La aparición de la gripe A, o gripe porcina, recuperó un viejo postulado médico originado en el genio de un tal Louis Pasteur.
Ya en el siglo XIX, Pasteur revolucionaba la ciencia con un consejo tan básico como fundamental: “lávense las manos muchachos”. Y si bien en los años posteriores los médicos repitieron estas palabras a sus pacientes, no tuvieron tanto éxito hasta la aparición de la gripe A. Recién en 2009 entendimos que hay que estornudar o toser sobre el antebrazo; que hay que llevar encima un potecito de alcohol, y que hay que lavarse las manos setescientacincuentaysietemildoscientasquince veces por día.
Pero si bien para el grueso de la comunidad la enfermedad representó al fin y al cabo una oportunidad para doctrinarse en el cuidado de todas las enfermedades contagiosas, para otros supuso un calvario. Tal es el caso de Miguel Pablo Ansietti, quien se tomó a pecho esto de la precaución y sufrió, y sufre, horrores por su prudencia.
Cuando se enteró de la gripe A, allá por abril del año pasado, Miguel Pablo Ansietti se sentó en su computadora y recopiló toda la información necesaria para evitar el contagio de la enfermedad, tal como lo había hecho con el dengue.

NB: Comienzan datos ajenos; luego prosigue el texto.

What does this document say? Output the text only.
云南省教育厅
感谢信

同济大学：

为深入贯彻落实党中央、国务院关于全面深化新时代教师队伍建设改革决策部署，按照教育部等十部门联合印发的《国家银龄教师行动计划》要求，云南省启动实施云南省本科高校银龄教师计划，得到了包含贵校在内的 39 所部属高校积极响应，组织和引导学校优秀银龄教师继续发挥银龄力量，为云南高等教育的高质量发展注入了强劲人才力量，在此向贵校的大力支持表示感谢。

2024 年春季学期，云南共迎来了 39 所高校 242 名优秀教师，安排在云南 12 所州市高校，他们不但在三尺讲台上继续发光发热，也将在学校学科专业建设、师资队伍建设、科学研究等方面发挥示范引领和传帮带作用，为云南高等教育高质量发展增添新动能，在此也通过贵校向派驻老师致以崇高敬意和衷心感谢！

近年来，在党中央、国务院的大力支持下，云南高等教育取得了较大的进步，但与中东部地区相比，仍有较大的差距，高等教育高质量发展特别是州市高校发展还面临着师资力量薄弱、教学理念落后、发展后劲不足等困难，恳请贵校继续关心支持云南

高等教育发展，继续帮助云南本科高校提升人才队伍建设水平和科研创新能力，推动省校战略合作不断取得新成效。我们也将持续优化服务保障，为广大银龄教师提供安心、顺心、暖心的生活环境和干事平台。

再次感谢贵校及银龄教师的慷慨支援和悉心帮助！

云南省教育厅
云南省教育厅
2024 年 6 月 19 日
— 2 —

Así fue como comenzó a ordenar su vida a partir de la precaución, para no contraer la influenza. Se compró un barbijo 3M con todos los avances tecnológicos -pidió uno con radio incorporada pero, con desilusión, comprobó que la rama no estaba tan avanzada todavía- y obedeció cada consejo médico con tanta devoción que en algunos casos tosía a propósito para cubrirse con su antebrazo.
El calvario de Miguel Pablo nació pocas horas después de averiguar sobre la importancia del principio de Pasteur para evitar el mal. Leyó con atención cómo un virus incluso podía posarse en el grifo del baño y actuó en consecuencia.

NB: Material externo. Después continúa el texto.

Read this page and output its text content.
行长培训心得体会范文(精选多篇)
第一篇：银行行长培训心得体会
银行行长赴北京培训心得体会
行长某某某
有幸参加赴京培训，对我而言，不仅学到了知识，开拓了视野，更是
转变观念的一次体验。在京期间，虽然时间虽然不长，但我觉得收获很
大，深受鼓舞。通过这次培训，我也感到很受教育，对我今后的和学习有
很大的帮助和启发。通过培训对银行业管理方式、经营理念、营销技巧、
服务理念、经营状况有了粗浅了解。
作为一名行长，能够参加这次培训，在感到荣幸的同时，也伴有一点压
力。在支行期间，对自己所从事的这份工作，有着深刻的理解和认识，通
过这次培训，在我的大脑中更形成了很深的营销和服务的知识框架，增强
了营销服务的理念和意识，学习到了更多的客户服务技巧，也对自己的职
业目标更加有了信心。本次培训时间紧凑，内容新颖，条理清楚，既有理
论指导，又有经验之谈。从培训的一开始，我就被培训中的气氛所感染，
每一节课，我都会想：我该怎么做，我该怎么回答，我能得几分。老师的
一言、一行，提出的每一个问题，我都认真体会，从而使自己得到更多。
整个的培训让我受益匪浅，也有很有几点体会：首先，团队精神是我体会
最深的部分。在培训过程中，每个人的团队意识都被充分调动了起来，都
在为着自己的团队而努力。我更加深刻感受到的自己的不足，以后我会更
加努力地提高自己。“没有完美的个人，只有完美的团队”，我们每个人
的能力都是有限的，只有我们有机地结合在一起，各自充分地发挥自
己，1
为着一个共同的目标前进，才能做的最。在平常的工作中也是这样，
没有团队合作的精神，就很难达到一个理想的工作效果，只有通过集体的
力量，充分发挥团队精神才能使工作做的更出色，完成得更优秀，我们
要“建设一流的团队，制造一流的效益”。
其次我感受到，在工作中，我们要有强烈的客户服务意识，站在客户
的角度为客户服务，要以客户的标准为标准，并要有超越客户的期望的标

Corrían los primeros días de mayo cuando Ansietti leyó la información sobre el lavado de manos. Pocas horas después, su estómago le exigió una rápida visita al baño. Por suerte, estaba en su casa. Entró, hizo lo suyo y enfrentó la parte más delicada: el lavado de manos. Abrió la canillla de agua caliente, por las dudas, tomó el jabón líquido último modelo que había comprado la noche anterior y untó una buena cantidad en sus manos. Después de frotarse aproximadamente por quince minutos, se enjuagó, cerró el grifo y se dispuso a salir del baño.

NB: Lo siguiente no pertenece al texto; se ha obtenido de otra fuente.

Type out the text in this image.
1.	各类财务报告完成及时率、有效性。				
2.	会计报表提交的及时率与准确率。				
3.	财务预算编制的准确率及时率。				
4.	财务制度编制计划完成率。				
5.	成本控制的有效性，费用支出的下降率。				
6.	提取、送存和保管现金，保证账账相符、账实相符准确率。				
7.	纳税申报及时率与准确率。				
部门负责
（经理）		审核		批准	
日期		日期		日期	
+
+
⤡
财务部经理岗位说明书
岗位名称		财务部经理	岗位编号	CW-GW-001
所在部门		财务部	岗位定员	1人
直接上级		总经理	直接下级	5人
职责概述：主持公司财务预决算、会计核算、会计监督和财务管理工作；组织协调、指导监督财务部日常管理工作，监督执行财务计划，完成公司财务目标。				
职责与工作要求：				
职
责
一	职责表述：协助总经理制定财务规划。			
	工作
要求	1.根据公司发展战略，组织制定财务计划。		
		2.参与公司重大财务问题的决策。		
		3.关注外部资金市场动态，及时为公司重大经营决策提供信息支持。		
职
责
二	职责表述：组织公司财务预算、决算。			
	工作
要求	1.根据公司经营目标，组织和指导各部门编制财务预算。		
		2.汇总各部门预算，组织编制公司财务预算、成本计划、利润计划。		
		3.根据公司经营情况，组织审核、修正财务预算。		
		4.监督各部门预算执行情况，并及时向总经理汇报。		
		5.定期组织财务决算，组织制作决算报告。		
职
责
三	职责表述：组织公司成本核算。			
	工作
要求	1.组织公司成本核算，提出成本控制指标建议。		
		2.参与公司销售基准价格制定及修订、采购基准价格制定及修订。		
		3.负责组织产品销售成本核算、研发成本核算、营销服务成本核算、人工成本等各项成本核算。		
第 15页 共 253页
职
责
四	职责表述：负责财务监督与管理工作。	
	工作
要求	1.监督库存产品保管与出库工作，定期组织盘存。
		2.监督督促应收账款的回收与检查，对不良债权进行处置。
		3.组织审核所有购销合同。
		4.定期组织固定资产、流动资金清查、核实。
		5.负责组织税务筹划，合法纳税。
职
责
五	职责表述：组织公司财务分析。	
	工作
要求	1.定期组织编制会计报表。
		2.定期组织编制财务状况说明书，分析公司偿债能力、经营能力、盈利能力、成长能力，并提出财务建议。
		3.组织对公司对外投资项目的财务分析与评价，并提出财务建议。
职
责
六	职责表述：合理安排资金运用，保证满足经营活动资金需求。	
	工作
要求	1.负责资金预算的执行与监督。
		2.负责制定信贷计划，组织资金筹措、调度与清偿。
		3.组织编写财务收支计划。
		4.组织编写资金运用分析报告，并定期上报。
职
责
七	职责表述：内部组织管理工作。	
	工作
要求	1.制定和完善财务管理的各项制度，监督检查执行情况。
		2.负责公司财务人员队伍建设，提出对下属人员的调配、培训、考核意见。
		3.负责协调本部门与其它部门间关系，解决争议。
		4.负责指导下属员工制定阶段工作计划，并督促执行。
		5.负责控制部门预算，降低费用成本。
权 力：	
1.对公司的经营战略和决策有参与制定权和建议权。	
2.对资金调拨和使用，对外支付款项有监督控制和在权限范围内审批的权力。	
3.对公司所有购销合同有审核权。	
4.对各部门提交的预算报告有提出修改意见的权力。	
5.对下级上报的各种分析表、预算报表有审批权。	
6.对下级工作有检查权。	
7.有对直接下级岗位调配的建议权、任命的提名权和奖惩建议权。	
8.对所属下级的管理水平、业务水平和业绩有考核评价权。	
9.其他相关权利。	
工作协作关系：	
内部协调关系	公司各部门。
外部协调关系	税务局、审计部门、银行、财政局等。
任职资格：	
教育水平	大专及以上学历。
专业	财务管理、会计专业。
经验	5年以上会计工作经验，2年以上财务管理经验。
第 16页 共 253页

Pero comprobó que había abierto la canilla con las manos sucias y, por lo tanto, posiblemente algunos virus se quedaron en el frío metal, eliminando la efectividad de su minucioso lavado. Regresó rápidamente al lavatorio y repitió la escena. Pero, otra vez, tenía que cerrar el grifo. Desesperado, pegó un grito, se sentó sobre el inodoro y comenzó a pensar una manera para evitar cualquier contacto con alguna región que él mismo haya tocado antes de lavarse las manos.
Tras varios minutos de reflexión, decidió tomar primero el jabón líquido, frotarse bien las manos, abrir la canilla después, enjuagarse, cerrar la canilla y salir del puto baño. Mas había otro problema: había tocado el envase del jabón con las manos llenas de virus de gripe A (a estas alturas, Ansietti estaba convencido que en su palma dormía el maldito bichito).
Por lo tanto, antes de salir del baño regresó hacia el envase plástico y lo lavó minuciosamente. Pero, otra vez, había tocado el envase, por lo cual debería lavarse una vez más las manos, y así sucesivamente hasta el infinito.
Las crónicas señalan que Ansietti aún hoy se encuentra en el baño de su casa, totalmente desnudo, lavándose permanentemente, ya sin jabón, porque se le acabó, y gritando muy fuerte “¡no me atraparás!”